My current #SF movie bugbear: Non-rotating #spacecraft with a large rotating section for the human habitat. Bonus points if the habitable part spans both the rotating and non-rotating portions and the crew can move freely between them.
It's an absurdly complex #engineering challenge to build it this way, it introduces an open set of failure modes that would not otherwise exist and there's no good reason for any of it that I can think of.
Instead, rotate the whole ship, and if there are a few things which for some reason must not be rotated (scopes, antennae and cameras, perhaps?) place them in the smallest and simplest possible unpressurised nonrotating segment at the axis.
Agreed. Stationary core and rotating ring is insanity.
Bridging the rotating/ non-rotating interface with power cables is difficult (slip rings or a Canfield Joint).
Bridging the interface with sewage lines is freaking impossible.
Just spin the entire ship already.
https://www.projectrho.com/public_html/rocket/artificialgrav.php
@simonbp @nyrath Awesome. Thanks for that. The biggest part of my complaint-slash-incredulity is to do with the transfer couplings that have to retain atmosphere, resist torsional strain, be low friction and reliable. Not a job I would even want as an engineer. ("How about giving me a non-stupid problem to solve, please.")
No habitat involved in what you're talking about so it's mostly a "how much power and data complexity can we put into a coaxial link" problem.
@michael_w_busch @simonbp @nyrath
2001's Discovery was comparable: the spinning ring portion of the habitat was wholly enclosed within the pressure vessel.
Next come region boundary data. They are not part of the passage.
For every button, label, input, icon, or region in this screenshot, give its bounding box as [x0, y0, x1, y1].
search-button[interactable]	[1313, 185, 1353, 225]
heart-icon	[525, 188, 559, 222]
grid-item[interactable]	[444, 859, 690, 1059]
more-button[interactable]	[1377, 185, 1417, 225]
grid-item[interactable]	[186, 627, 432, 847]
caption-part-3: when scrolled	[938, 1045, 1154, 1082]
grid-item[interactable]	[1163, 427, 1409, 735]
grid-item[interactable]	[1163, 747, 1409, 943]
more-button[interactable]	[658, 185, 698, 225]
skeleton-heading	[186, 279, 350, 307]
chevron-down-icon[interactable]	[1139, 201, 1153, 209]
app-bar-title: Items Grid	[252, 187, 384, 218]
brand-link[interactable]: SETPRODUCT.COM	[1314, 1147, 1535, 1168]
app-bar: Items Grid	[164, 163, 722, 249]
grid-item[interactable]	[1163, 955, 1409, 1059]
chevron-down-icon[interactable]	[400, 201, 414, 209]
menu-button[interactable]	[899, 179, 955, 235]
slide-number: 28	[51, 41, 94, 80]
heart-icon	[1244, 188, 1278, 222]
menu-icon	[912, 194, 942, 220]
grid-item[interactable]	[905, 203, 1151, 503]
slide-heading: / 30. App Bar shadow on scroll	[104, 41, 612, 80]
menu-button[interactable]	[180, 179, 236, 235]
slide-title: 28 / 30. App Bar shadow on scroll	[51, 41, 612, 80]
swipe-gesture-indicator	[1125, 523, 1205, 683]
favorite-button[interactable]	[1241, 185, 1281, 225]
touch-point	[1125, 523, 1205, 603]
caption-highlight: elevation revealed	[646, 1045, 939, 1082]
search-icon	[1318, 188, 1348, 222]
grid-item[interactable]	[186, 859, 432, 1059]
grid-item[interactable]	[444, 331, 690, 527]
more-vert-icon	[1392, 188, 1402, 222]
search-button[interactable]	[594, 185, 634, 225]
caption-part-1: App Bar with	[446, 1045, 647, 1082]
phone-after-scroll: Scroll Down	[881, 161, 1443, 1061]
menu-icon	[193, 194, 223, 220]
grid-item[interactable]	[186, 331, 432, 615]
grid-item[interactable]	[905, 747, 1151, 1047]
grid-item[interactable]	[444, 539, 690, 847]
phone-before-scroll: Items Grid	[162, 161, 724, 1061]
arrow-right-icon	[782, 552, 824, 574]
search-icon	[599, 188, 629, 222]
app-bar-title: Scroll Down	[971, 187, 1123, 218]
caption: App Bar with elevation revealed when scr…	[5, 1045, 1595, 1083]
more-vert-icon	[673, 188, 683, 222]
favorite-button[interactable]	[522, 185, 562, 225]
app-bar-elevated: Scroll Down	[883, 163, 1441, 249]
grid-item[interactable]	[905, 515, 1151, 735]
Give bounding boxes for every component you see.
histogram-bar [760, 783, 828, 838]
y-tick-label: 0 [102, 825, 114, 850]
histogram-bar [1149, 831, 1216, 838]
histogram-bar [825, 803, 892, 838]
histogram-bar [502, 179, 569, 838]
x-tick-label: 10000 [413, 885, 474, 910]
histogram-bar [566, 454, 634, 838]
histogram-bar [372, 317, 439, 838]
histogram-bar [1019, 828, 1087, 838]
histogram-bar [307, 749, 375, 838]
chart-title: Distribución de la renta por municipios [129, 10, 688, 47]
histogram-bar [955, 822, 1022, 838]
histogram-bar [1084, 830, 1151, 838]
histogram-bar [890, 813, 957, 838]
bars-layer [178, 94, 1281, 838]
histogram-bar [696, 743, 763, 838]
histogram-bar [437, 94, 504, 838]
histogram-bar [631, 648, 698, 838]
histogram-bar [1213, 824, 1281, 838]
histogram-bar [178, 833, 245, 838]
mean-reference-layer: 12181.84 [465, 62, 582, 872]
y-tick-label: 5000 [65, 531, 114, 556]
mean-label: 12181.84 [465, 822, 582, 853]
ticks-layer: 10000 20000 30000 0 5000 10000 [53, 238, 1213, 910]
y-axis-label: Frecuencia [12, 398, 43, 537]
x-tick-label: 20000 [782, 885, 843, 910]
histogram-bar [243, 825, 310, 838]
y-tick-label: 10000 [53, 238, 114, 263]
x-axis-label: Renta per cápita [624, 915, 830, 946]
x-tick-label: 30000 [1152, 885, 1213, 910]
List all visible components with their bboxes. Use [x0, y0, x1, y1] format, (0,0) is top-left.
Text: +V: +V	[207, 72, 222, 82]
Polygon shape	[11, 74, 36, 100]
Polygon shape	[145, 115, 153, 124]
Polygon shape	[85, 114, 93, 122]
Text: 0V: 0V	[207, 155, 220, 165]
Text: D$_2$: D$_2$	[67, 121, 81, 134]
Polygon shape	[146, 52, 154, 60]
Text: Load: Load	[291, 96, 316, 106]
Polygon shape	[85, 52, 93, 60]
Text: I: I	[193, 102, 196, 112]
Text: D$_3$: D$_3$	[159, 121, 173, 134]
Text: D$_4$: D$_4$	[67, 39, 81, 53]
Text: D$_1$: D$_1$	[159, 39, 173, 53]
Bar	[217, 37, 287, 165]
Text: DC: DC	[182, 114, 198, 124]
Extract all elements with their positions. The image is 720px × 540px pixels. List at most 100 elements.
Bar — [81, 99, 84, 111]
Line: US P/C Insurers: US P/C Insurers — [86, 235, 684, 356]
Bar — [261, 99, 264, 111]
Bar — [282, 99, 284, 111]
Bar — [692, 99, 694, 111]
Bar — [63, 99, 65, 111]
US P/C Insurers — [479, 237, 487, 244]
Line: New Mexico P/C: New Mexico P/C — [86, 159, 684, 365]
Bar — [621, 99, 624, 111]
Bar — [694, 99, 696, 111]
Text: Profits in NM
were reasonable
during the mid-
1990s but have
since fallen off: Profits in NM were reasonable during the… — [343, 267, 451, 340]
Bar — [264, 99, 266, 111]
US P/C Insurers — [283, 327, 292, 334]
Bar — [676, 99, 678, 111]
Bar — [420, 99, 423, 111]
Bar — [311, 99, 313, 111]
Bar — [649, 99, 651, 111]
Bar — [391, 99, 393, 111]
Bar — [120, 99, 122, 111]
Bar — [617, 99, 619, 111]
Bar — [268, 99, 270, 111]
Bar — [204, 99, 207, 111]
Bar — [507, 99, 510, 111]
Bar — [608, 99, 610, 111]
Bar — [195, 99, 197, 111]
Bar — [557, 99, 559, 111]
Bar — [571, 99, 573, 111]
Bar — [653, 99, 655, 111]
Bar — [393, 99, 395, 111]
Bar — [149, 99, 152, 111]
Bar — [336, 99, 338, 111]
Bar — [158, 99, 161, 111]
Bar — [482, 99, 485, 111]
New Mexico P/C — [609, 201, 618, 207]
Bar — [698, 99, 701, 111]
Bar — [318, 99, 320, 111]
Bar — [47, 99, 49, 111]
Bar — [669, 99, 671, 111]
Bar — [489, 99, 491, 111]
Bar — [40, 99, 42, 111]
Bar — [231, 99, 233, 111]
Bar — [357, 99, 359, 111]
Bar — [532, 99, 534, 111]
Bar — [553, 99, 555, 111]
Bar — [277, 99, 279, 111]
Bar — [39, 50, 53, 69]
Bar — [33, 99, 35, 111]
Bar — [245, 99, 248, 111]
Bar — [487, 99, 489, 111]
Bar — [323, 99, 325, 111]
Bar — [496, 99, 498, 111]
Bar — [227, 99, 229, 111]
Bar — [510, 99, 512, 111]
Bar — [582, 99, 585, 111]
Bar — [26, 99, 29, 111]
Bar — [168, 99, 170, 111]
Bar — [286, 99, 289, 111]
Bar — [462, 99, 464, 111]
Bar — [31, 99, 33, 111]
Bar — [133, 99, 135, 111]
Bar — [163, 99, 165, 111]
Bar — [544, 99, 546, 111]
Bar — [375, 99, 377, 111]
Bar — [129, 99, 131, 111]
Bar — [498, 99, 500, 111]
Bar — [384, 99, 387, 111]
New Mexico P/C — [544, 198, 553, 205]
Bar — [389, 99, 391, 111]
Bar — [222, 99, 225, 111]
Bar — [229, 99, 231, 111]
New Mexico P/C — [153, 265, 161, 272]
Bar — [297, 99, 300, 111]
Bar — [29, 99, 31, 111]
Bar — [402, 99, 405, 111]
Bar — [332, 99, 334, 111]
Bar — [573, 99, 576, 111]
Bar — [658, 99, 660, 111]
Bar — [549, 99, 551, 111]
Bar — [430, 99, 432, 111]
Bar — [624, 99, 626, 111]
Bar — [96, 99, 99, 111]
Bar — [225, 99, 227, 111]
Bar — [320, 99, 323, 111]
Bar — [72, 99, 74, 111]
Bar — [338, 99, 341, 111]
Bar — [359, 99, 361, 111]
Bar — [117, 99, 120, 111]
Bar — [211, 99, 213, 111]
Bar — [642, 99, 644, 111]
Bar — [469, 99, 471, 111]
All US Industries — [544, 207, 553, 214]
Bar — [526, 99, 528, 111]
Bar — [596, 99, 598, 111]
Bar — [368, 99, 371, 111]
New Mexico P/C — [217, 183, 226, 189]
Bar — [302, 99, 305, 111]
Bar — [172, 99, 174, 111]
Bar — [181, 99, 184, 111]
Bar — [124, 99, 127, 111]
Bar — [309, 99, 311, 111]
It solved a lot of problems re pressure couplings but yeah, you had friction losses and as you say, angular momentum to compensate for as a result.
While in principle you've reduced the complications to, say, putting a hamster wheel in an Apollo command module, you still had data and power transfer issues. And a f---load of mechanical load etc.
@pieist @simonbp @nyrath When I was involved with the Asteroid Redirect Mission proposal a decade ago; one variation was to have a non-spinning spacecraft surround a spinning asteroid without touching it, seal the bag, and then very slowly despin the thing by pumping in nitrogen to create air drag and transfer the angular momentum to the shell to be canceled by thrusters.
That was quite complicated enough.
@pieist @nyrath
The NASA Nautilus X ISS demonstrator was supposedly going to test that out, but they never got proper funding. It ended up being downscoped to the BEAM (non rotating) demonstrator, which launched shortly before Bigelow went under (but is still attached and functional on ISS).